Megadesigner Outlet Mall
This project done with George Buchanan Architects as the architect of record, LADA as site design consultants, and Transsystems Builders in Houston as the site and building engineers was a study for the first outlet mall outside the center city of Bucharest.
The site had major constraints. Power and water lines that fed the city ran directly under the property restricting the buildable footprint to a cruciform area roughly in the center of the property with partial frontage along a main artery into the downtown.
The mall form is a hybrid from the big box formats popularized in the 1990’s and the pedestrian outlet malls throughout the United States. Recent studies done by consultants to the project favored the hybrid so that shoppers could have access to a central spine of shops.
Transsystems which fabricates metal buildings used primarily in the food industry was the developer for the project. They intended to use their standard building kit for the majority of the structures and asked us to analyze and construct a menu of limited options for organizing specialized retail attractors and a module that could accommodate individual shops that might be capable of renting out single and multiple bays in the complex.
The key retail locations were at the front of the complex near the highway and at the center and ends of the cruciform. Different modules were analyzed to give some variety to the scale of the pedestrian areas and to provide public gathering spaces for events sponsored by the mall developer.
Considerable attention was given to the use of lighting and signage as the limited architectural budget and the desire for advertising and pageantry would most likely come from a flexible system that needed to retain a contemporary identity for the complex.

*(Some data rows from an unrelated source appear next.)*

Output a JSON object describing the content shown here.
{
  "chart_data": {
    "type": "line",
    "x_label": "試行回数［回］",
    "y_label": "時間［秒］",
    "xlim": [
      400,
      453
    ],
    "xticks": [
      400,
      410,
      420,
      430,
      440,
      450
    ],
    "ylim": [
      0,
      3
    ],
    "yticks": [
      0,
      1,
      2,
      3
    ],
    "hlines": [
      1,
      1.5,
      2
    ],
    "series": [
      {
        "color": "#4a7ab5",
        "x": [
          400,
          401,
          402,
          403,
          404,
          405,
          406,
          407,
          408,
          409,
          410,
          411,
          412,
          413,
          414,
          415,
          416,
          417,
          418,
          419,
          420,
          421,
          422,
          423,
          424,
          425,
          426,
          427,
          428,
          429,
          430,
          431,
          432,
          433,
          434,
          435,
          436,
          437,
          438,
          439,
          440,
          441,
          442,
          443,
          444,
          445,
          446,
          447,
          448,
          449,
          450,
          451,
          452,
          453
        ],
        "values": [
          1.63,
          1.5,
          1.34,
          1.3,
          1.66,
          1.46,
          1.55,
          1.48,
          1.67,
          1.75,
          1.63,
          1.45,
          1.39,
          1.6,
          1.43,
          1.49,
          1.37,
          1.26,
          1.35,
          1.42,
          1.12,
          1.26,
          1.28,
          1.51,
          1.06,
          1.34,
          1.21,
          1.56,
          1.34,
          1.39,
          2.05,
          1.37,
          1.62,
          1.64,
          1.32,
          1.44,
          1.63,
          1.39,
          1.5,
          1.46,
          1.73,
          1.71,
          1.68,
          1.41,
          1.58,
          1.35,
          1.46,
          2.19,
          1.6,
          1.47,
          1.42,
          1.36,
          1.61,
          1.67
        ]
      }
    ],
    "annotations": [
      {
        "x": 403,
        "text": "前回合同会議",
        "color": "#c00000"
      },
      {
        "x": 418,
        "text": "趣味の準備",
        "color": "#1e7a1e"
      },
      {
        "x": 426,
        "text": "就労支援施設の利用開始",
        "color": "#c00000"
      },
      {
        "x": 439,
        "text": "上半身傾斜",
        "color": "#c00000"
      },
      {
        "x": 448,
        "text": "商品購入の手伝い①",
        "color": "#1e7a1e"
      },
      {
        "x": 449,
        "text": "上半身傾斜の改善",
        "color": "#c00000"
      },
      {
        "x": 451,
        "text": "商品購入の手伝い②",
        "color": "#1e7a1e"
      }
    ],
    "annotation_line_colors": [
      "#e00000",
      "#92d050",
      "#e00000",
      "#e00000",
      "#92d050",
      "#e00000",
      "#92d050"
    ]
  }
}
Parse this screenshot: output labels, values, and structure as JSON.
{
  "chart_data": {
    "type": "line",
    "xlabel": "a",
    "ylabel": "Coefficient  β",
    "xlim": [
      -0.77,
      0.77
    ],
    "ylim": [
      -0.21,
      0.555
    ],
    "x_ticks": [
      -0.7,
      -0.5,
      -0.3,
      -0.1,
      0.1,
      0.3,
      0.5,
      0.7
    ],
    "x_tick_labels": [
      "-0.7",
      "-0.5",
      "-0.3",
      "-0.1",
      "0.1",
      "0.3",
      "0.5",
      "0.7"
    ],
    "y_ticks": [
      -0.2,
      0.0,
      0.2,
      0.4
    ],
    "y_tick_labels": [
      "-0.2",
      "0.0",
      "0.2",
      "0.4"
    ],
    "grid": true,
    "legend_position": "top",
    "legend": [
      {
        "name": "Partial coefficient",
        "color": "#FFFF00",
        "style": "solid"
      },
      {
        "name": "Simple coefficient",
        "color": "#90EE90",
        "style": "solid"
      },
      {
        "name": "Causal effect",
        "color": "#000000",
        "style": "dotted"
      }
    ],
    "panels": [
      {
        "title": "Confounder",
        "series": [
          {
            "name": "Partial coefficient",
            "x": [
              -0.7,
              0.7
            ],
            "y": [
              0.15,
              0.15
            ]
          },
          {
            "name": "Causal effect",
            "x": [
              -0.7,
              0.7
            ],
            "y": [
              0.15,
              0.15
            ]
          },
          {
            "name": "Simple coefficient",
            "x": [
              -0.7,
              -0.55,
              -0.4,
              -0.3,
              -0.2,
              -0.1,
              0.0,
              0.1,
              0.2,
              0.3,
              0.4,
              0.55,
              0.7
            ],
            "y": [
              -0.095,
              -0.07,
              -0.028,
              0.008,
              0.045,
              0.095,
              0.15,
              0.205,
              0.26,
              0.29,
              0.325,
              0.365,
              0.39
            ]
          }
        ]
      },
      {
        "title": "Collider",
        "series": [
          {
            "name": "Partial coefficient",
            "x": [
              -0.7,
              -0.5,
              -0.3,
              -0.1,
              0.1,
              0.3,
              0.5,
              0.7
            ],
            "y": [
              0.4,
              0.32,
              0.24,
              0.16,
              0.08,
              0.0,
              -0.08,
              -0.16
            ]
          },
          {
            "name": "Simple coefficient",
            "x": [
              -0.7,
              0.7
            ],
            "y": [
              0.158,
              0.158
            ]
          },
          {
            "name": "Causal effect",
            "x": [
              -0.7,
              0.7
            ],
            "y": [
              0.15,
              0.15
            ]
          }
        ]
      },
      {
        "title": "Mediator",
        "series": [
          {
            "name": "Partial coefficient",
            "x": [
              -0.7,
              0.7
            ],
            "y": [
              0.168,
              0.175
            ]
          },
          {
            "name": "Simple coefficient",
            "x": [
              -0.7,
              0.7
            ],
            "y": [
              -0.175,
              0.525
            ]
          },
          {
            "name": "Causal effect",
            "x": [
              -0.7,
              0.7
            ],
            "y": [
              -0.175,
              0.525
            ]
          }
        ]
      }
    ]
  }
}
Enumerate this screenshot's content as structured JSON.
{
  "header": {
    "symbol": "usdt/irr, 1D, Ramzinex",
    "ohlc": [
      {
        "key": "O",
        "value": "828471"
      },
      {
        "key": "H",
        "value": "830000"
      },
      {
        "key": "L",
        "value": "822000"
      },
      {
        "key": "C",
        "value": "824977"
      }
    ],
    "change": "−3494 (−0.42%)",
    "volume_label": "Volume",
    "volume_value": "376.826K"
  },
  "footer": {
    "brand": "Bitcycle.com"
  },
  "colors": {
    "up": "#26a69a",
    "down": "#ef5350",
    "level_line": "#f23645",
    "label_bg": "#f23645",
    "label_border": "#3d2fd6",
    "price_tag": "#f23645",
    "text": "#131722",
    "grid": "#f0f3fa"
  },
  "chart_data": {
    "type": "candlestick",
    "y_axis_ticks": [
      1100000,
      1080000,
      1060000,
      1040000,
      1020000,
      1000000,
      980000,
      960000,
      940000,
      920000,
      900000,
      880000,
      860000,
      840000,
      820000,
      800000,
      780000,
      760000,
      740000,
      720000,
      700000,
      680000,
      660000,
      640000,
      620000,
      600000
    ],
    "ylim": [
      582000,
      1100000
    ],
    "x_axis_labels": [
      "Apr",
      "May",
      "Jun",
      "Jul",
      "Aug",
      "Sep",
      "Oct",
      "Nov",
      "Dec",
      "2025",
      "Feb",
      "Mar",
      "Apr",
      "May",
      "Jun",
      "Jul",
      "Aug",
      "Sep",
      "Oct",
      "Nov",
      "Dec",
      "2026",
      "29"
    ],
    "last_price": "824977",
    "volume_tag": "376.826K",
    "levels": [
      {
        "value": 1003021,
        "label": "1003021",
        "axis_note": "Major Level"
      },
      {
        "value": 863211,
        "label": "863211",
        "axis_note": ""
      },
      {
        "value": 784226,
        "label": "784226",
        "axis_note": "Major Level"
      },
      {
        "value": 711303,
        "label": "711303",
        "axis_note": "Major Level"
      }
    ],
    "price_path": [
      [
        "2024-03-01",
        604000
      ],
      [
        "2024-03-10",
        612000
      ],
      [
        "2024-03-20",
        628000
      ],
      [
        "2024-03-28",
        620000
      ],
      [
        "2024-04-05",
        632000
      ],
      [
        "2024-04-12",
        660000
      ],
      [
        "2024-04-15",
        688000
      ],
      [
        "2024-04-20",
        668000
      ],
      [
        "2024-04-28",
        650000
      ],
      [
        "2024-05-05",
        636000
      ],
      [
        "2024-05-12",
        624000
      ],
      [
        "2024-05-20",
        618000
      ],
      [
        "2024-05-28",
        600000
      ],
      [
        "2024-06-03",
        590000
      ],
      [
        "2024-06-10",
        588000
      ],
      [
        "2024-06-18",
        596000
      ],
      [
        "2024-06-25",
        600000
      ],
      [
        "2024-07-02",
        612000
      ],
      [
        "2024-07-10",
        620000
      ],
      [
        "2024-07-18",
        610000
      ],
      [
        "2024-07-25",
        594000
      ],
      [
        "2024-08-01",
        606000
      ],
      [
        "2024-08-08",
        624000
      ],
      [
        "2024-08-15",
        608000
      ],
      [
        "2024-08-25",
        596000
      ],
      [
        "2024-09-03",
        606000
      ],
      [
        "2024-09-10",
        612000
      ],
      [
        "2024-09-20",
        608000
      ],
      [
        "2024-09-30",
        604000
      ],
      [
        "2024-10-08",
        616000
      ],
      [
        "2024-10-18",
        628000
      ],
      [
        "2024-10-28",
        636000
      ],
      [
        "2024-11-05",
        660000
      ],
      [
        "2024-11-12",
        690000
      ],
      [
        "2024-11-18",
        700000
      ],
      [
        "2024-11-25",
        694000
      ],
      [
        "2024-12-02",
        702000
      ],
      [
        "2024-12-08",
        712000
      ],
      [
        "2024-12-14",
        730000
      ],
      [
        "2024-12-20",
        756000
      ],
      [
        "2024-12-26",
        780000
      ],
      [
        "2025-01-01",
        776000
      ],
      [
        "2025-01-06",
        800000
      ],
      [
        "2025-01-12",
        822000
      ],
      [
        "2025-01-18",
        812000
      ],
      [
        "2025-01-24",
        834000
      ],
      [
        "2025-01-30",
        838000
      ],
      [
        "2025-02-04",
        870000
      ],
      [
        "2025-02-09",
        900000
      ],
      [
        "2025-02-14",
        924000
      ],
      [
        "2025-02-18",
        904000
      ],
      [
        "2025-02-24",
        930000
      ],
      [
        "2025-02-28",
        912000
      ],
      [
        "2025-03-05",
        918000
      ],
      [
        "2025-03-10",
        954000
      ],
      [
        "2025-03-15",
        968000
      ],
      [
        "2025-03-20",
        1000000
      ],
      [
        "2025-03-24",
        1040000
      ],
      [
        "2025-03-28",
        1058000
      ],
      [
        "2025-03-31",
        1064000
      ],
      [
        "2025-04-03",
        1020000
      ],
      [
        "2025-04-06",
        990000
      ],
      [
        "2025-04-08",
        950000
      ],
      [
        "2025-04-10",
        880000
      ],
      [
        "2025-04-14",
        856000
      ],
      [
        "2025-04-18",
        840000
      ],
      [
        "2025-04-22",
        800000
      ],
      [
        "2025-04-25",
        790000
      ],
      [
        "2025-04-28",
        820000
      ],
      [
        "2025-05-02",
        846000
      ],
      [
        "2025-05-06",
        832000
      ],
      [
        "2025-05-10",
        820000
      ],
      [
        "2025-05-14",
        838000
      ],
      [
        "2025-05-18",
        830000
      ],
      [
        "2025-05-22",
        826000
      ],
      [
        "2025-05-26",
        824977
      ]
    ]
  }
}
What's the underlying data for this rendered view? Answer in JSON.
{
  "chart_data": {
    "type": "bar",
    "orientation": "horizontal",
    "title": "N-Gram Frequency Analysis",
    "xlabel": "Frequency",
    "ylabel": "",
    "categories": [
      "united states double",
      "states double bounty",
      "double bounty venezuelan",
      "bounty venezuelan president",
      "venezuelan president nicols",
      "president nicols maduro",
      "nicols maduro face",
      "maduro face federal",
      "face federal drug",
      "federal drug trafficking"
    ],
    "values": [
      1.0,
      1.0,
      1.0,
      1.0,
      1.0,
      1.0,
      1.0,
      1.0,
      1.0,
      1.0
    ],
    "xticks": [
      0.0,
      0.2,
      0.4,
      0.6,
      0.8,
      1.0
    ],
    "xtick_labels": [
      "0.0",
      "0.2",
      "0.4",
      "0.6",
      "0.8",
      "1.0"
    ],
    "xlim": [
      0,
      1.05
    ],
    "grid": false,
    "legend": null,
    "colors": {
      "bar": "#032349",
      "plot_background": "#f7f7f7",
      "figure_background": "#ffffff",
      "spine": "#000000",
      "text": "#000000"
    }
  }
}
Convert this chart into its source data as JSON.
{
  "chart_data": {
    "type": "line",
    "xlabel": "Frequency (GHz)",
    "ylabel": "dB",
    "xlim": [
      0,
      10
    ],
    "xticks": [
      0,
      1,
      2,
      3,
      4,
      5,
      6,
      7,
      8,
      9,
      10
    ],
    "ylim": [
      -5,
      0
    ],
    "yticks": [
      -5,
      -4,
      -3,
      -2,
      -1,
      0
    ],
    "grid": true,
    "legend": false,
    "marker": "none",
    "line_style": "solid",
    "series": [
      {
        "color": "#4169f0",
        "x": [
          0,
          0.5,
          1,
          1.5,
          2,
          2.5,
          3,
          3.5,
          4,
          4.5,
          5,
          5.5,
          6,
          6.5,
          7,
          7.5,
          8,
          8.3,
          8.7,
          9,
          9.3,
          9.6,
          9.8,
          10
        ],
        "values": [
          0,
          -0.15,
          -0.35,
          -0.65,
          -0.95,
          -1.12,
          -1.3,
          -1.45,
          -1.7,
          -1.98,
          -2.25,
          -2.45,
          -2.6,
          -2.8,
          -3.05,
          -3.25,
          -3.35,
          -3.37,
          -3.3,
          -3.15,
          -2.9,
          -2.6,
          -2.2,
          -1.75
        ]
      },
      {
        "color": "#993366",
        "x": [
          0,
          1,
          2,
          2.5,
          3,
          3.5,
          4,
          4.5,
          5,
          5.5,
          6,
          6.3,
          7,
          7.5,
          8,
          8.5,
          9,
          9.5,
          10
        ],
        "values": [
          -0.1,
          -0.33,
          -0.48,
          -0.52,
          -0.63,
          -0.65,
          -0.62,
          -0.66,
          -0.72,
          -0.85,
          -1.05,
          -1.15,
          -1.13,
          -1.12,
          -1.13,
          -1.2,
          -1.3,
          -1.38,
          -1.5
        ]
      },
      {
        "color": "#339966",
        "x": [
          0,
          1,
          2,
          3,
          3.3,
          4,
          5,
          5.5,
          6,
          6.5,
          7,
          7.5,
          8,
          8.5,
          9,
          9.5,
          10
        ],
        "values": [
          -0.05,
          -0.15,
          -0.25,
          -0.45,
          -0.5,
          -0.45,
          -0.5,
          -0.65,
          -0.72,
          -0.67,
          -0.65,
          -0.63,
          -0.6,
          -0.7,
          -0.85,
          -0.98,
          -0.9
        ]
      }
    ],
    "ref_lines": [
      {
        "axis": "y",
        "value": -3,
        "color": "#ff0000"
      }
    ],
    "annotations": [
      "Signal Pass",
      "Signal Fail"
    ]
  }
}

The sign system was distinguished by the changes in scale and speed in which the mall would be experienced. Large lighting features and signals were positioned at key locations visible from all points of the development. Retail signs then scale from the experience of walking the central street down to the individual storefront.
The architectural development looked to incorporate these practical needs with a relatively inexpensive surface treatment that would give character and identity within the mall.